En abril de 1994, Ruanda, un pequeño país de la zona oriental de África, fue escenario de uno de los genocidios más atroces del siglo XX, se estima que asesinaron a un millón de personas, en su mayoría de la etnia Tutsi y así también a hutus moderados que se oponían al régimen extremista hutu.
Desde el periodo colonial y luego del siglo XIX las potencias europeas se repartieron África según sus intereses. Así, desde un principio, Ruanda pasó a ser una colonia alemana. Con la derrota de Alemania en la Primera Guerra Mundial, el territorio de Ruanda quedó bajo el control de Bélgica.
Durante siglos esta región era habitada por dos etnias, los Hutus, que eran mayoría y realizaban trabajos relacionados con la agricultura, y los Tutsis que eran una minoría pastoril. Las diferencias entre estas dos etnias fue institucionalizada. Los colonizadores otorgaron privilegios a los tutsis, así se alimentó un sentimiento de opresión en la mayoría Hutu exacerbando tensiones históricas.
Cabe destacar que para poder resaltar aún más las diferencias, los documentos de identidad ruandeses empezaron a registrar no solo el nombre y apellido de sus ciudadanos, sino también su etnia de origen.

Tras la independencia en 1962, el poder pasó a manos hutus, pero las heridas quedaron abiertas. Así Ruanda durante muchas décadas fue un campo de conflictos y disturbios étnicos. El Frente Patriótico Ruandés (FPR), conformado en gran parte por exiliados tutsis, comenzó a presionar al gobierno hutu desde el exilio. En este contexto de tensión étnica y política, el 6 de abril de 1994, el avión del presidente Juvénal Habyarimana fue derribado por un misil y esto fue la chispa que encendió el horror.
Con precisión milimétrica, estaciones de radio como Radio Télévision Libre des Mille Collines comenzaron a difundir mensajes de odio y llamados al exterminio. Milicias hutus, como los Interahamwe, salieron a cazar tutsis casa por casa. Vecinos mataron a vecinos con machetes, palos y armas improvisadas.

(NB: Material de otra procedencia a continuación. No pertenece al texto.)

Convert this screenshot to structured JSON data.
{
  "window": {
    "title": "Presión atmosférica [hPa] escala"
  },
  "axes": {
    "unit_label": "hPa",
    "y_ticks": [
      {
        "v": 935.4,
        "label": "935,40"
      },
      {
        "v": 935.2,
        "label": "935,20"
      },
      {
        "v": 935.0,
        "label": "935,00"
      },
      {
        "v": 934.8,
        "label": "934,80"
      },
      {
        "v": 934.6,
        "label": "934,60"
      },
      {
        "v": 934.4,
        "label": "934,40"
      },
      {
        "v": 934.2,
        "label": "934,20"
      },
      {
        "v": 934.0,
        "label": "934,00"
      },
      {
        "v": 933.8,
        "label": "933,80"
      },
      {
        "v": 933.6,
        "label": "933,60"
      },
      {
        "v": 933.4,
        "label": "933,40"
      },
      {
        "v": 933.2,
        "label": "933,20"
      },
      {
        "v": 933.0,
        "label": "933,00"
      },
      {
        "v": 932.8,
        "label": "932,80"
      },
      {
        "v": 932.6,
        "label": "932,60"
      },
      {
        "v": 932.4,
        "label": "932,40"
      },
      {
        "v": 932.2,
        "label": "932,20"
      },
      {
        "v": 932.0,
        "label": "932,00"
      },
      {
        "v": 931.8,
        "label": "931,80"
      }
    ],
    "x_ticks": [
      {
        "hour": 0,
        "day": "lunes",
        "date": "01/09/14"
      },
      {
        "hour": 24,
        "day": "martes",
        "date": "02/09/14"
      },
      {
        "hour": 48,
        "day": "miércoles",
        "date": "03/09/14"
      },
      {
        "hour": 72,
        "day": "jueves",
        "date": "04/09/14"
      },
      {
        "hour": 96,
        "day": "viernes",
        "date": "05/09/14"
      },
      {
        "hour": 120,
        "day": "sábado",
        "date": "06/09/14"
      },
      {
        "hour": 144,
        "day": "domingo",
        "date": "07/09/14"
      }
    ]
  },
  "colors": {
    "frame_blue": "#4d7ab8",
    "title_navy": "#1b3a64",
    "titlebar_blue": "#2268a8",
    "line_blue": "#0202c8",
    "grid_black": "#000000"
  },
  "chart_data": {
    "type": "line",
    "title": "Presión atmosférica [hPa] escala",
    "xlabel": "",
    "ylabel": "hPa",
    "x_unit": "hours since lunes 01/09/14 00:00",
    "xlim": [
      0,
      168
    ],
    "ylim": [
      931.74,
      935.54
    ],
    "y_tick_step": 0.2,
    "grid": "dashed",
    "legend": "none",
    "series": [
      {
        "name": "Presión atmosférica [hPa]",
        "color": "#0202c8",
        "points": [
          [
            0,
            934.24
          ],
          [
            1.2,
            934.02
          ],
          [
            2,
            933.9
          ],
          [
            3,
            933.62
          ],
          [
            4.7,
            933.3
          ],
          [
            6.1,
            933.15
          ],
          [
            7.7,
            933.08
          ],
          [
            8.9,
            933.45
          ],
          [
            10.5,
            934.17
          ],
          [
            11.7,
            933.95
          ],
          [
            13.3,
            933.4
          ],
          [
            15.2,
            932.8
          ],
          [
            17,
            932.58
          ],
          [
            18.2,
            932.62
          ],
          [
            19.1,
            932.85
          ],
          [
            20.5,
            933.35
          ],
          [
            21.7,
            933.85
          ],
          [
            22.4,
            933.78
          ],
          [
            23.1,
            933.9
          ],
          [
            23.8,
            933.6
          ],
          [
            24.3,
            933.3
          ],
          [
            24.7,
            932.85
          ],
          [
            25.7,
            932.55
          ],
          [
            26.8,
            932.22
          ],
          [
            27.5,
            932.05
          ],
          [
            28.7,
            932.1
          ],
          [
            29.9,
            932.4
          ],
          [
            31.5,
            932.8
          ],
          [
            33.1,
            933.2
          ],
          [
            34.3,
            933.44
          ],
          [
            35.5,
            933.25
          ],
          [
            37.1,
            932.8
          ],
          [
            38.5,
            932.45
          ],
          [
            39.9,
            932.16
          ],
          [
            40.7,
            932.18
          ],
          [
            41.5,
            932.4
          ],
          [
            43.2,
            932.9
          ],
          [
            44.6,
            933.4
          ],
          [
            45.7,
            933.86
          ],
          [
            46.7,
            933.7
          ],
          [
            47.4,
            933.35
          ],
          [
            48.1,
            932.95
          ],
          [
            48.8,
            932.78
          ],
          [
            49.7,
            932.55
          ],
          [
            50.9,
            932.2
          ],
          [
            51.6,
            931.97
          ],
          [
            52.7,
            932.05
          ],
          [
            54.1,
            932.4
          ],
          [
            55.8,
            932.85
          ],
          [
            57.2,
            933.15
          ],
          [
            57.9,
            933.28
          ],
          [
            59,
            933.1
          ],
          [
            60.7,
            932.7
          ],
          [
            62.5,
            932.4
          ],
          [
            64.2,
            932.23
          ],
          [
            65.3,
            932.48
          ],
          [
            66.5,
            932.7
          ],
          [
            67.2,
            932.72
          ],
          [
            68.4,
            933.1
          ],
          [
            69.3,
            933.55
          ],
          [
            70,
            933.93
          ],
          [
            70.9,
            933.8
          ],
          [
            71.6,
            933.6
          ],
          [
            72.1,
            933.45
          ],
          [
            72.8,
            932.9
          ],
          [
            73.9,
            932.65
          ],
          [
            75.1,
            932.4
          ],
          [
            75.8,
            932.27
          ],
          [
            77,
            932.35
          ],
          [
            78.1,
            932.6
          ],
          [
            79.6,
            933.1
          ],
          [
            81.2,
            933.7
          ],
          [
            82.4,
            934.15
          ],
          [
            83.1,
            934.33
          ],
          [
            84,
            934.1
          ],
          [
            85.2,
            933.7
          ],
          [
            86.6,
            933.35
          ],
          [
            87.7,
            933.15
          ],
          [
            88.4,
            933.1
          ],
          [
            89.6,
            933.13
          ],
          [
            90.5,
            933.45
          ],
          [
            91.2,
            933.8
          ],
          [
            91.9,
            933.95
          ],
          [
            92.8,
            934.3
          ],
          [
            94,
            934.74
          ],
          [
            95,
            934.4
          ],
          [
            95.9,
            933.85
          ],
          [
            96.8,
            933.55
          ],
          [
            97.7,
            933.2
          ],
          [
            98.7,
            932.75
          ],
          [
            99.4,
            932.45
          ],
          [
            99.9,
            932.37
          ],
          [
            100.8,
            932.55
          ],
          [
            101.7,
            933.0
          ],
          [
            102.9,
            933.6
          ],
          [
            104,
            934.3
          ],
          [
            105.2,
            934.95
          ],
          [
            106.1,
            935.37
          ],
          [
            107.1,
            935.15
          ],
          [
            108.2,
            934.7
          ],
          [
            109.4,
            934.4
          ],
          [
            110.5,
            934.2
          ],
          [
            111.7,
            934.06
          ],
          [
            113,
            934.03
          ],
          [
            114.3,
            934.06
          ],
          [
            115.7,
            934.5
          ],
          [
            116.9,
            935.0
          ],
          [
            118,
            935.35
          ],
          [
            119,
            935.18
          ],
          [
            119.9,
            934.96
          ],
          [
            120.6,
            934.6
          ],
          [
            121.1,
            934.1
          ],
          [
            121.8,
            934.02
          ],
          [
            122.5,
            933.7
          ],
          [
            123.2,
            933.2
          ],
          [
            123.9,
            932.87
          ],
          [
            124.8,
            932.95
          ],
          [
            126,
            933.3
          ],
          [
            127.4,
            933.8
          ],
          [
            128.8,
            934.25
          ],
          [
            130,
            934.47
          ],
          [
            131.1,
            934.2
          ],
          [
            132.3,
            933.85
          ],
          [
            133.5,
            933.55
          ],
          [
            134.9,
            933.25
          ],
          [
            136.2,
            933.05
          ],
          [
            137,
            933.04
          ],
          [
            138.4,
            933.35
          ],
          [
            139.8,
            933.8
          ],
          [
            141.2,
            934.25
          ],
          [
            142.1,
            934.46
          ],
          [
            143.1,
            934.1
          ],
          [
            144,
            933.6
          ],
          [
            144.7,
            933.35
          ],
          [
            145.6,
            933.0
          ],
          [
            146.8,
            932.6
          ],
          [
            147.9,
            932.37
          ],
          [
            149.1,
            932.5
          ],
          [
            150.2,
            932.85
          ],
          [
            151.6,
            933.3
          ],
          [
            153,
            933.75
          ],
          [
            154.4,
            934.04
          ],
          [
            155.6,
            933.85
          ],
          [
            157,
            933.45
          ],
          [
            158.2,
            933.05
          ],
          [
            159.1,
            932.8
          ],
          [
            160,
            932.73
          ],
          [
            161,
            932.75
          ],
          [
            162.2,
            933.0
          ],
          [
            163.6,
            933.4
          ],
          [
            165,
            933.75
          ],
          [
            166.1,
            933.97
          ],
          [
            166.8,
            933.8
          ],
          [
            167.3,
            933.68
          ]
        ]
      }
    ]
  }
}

Los cuerpos se acumulaban en las calles, en las iglesias, en los ríos. Hubo casos donde monjas y sacerdotes fueron responsables de varios asesinatos de tutsis y hutus moderados. Lo que no se llevó la violencia, lo hizo el silencio del mundo. Ni la ONU, ni las potencias occidentales, ni los medios internacionales actuaron a tiempo. Las tropas de paz de la ONU fueron retiradas o desarmadas. La comunidad internacional miró hacia otro lado.
Cuando el Frente Patriótico Ruandés, liderado por Paul Kagame, logró tomar el control del país en julio de 1994, el genocidio terminó, pero las cicatrices quedaron. Millones de refugiados huyeron a países vecinos, y los intentos de justicia y reconciliación comenzaron de a poco.
En 1995 se creó el Tribunal Penal Internacional para Ruanda (TPIR), con sede en Arusha, Tanzania, que condenó a varios altos mandos responsables del genocidio. A nivel nacional, también se implementaron tribunales comunitarios gacaca para juzgar a los responsables locales.
A más de 30 años del genocidio, Ruanda ha logrado una estabilidad que asombra, aunque bajo un gobierno que también ha sido cuestionado por su falta de libertades. Sin embargo, el dolor sigue vivo en la memoria de sus habitantes.
El caso ruandés es un símbolo de lo que ocurre cuando el odio es legitimado, cuando la división se convierte en norma y cuando el mundo decide no intervenir. Es una herida abierta que nos obliga a reflexionar: ¿qué hacemos hoy frente a los nuevos genocidios silenciosos?